Гранди был льстецом: доклады, которые он посылал в Рим, так и сочились елеем. Британцы, как он писал, не только считали Эдду «красивой, умной и невероятно интересной», но и «что встречается куда реже, обладательницей совершенной гармонии между сияющей молодостью и природным, утонченным аристократическим достоинством. Вы, дуче, должны гордиться дочерью». Газеты писали о поразительном сходстве Эдды с отцом – настолько, что ее подбородок и глаза «дают странное ощущение мужской силы в хрупком обрамлении». The Sunday Chronicle писала, что она была такой же «изящной и современной, как любая наша дама высшего света». Все, кому доводилось с ней говорить, отмечали ее открытость и откровенность и временами даже ядовитые замечания.

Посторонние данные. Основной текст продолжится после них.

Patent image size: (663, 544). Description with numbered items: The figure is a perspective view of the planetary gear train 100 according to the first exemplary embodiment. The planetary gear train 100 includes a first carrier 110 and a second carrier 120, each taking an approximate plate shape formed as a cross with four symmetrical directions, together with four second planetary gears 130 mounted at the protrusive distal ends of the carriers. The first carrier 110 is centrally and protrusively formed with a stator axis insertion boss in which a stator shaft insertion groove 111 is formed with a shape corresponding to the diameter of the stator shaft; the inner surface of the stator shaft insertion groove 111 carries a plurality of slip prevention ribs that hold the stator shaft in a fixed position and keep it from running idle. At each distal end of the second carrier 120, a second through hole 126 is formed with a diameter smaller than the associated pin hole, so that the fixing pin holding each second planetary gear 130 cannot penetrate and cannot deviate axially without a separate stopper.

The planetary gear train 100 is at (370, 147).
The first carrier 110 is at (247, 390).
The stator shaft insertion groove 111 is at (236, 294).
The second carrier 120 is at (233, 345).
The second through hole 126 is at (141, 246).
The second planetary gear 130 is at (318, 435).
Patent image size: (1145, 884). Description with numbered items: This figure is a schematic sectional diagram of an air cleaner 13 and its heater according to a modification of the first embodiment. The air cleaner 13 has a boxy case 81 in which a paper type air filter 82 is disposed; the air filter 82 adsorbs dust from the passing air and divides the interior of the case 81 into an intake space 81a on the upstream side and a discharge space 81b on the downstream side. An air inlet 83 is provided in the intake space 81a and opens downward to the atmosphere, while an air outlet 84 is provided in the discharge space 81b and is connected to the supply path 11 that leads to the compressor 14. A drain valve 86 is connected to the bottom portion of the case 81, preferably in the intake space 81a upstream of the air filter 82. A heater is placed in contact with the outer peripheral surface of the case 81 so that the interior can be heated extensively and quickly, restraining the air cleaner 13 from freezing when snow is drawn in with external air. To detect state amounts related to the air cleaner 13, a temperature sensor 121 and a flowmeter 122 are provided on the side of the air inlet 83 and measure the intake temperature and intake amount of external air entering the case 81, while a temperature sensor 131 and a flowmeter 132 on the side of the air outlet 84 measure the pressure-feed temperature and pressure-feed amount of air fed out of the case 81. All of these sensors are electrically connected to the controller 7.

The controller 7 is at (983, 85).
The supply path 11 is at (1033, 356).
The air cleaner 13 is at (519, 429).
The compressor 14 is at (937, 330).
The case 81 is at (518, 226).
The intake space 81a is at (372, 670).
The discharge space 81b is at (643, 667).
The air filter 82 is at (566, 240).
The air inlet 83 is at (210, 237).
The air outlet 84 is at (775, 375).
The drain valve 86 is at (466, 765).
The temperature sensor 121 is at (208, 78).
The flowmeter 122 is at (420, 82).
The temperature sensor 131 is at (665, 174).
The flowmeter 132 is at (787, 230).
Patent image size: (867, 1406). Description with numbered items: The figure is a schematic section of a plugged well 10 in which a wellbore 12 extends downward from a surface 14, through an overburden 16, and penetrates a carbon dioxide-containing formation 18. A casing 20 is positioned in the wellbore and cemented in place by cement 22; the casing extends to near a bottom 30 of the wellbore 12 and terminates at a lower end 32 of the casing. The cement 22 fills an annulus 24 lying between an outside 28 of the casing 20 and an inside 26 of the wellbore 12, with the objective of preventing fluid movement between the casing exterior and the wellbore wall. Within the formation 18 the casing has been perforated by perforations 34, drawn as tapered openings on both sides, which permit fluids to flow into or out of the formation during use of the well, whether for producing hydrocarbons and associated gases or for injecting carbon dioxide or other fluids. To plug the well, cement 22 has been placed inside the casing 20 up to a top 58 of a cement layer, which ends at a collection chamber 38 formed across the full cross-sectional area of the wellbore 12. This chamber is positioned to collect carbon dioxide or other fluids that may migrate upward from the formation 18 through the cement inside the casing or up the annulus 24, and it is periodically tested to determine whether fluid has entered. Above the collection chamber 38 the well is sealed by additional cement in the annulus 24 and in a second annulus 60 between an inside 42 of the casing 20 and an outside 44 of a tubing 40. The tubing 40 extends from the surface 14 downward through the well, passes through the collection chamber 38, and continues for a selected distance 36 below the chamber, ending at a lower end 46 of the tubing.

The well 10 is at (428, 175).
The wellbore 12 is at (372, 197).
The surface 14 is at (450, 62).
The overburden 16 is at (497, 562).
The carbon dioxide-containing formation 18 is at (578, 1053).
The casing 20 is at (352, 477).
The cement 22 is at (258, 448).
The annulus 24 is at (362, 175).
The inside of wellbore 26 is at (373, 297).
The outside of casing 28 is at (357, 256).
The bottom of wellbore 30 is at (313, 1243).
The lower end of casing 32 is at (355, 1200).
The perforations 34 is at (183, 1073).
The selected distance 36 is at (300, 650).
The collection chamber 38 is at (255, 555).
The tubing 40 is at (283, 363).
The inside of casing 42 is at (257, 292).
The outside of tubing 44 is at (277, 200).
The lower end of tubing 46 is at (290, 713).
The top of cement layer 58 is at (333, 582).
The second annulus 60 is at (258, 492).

К выполнению данного ей задания Эдда отнеслась со всей ответственностью. Она была хитра и наблюдательна, не трепетала перед высокопоставленными персонами, с которыми встречалась, и как должное воспринимала восхищение и почтительность, которыми ее осыпали как дочь Муссолини. Она прекрасно понимала, что роль ее состоит в том, чтобы предстать перед миром в образе идеальной молодой женщины фашистского режима: модной, с ее стильной короткой стрижкой, и в то же время женственной, без декаданса и андрогинности, которые так ненавидел ее отец. Вернувшись в Рим, она доложила Муссолини, что британцы по большей части абсолютно индифферентны к идее эфиопской кампании. «Отправляйтесь туда и берите этих чертовых негров!.. В конце концов, мы тоже именно так строили свою империю», – сказал Эдде лорд Ротермир. Единственный недружественный ответ она получила от премьер-министра Рамсея Макдональда. Он дал обед в ее честь и, отвечая на вопрос о реакции Британии на возможное итальянское вторжение, ответил холодно и вполне недвусмысленно: «Очень хорошо, но я полагаю, вы подумали о последствиях?» Ответила Эдда вопросом на вопрос: «И что же, вы объявите нам войну?» «Нет, – сказал Макдональд, – не объявим». Это было именно то, что хотел услышать Муссолини.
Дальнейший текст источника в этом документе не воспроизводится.